魂染虚弱地抬眸,视线朦胧,看着眼前活生生、眉眼鲜活、真实归来的人。
看着他眼底满溢的慌乱与心疼。
所有的剧痛、所有的反噬、所有终生无解的心疾,在这一刻,尽数值得。
她虚弱至极,却缓缓牵起唇角,露出一抹破碎却安稳的笑。
沙哑的嗓音轻得像风,带着透支殆尽的疲惫,却藏着极致的满足:
“你醒了……就好。”
简简单单五个字,耗尽了她所有力气。
不必问值不值得,不必算代价轻重。
他归来,便是万事圆满。
黎灰看着她苍白带笑的脸、唇边未干的血迹、龟裂残破的元神、被天道烙下终生病根的身躯,心口密密麻麻的疼,层层叠叠压下来。
他活了亿万年,看淡生死,从无牵挂,从未有一刻这般心悸难忍。
他抬手,极轻、极珍重地拂开她散乱的霜紫长发,指尖微颤,不敢用力,生怕碰碎这拼尽一切护住他的人。
“魂染……你太傻了。”
低低的叹息,盛满了千万年最深的温柔与疼惜。
他知晓她素来执拗,知晓她心性通透坦荡,却从不知,她动情至此,执念至此,为爱痴狂至此。

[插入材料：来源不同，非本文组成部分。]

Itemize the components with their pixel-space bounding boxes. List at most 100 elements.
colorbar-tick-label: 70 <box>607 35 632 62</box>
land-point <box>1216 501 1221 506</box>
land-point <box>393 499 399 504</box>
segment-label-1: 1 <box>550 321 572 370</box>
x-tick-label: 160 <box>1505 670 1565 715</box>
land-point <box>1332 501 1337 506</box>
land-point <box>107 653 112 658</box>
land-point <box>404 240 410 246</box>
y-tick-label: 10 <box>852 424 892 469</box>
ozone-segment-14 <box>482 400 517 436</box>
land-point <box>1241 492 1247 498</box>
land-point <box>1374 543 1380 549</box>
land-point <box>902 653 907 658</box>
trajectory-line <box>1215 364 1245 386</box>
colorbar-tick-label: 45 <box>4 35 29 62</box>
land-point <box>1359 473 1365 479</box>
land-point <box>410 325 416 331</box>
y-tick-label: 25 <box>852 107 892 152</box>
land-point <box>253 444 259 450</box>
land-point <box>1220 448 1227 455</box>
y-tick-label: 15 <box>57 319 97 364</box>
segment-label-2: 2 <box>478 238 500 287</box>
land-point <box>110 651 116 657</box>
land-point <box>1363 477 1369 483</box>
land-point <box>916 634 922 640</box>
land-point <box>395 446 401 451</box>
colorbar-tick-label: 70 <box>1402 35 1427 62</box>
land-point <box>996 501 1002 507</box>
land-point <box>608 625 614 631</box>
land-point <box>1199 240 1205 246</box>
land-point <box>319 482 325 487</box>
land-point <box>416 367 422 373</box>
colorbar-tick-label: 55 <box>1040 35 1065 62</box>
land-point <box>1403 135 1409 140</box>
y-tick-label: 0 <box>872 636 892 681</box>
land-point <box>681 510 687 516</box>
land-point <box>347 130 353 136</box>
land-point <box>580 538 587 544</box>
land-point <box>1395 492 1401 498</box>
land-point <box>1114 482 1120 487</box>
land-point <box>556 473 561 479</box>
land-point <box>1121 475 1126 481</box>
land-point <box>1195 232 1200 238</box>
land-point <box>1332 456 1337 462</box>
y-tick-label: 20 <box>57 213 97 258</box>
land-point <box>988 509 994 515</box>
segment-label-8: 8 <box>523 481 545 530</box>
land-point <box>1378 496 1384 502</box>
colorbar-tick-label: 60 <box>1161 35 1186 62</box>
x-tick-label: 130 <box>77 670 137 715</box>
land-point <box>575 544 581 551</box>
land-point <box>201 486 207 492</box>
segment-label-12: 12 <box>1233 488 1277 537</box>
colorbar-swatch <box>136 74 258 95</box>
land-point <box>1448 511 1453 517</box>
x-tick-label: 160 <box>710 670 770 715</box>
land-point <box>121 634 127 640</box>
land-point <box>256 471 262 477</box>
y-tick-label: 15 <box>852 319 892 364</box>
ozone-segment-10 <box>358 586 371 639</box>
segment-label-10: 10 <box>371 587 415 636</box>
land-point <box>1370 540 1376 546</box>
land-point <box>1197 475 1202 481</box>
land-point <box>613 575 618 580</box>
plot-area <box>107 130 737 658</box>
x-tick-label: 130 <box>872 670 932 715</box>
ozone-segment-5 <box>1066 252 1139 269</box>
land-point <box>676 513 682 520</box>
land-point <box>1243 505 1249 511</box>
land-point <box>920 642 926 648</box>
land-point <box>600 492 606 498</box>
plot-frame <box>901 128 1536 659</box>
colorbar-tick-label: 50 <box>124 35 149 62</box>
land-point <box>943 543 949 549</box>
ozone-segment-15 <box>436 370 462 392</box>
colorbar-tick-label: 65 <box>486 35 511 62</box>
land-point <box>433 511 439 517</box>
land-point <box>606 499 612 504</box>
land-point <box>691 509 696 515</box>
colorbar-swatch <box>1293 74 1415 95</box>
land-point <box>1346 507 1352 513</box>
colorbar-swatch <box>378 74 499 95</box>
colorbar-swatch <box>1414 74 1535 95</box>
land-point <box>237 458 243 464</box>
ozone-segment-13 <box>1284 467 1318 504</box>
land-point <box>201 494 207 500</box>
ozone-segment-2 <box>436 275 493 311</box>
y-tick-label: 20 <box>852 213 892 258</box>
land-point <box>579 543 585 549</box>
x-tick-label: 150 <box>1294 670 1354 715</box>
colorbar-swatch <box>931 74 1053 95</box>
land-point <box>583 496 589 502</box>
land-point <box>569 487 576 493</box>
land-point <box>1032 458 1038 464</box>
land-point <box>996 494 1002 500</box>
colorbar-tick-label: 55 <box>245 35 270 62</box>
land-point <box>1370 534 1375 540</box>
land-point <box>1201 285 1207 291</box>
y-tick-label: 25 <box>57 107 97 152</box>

为一个迟来的心动,为一场千万年的亏欠,赌上了自己往后万古岁月。
自此,他重获新生。
而她,余生岁岁年年,皆要被心疾纠缠。
喜乐是痛,悲思是痛,念他是痛,想他是痛。
终生无解,日夜不休。
魂染靠在他温暖安稳的怀里,紧绷多日的心弦彻底松懈下来,所有坚强尽数崩塌。
她没有大哭,只是眼底微微湿润,轻轻闭上眼,任由自己卸去所有防备,虚弱地倚着他。
“黎灰,”
她轻声呢喃,字句微弱,却字字真心,
“我再也没有知己可以失去了。”
千万年唯一的知己,唯一的心动,唯一的光。
她拼尽全力,终于把他,从天地虚无里,抢回来了。
黎灰心口骤痛,紧紧将她护在怀中,力道温柔却坚定,眼底是无人见过的郑重与笃定。
他失了千万年的朝夕,欠了她千万年的偏爱,如今,更欠她一身永不痊愈的伤痕。
从今往后。
他的命,是她换回来的。
她的余生心疾,岁岁剧痛,日日煎熬,便由他余生万万年,寸步不离、朝夕相守、悉心呵护,尽数代偿。
风止雾静,魂界安稳。
逆天聚魂终圆满,万古故人终重逢。
只是这圆满重逢的背后,是她一身永久无解的伤痕,是他余生倾尽所有、只为护她心安的执念开端。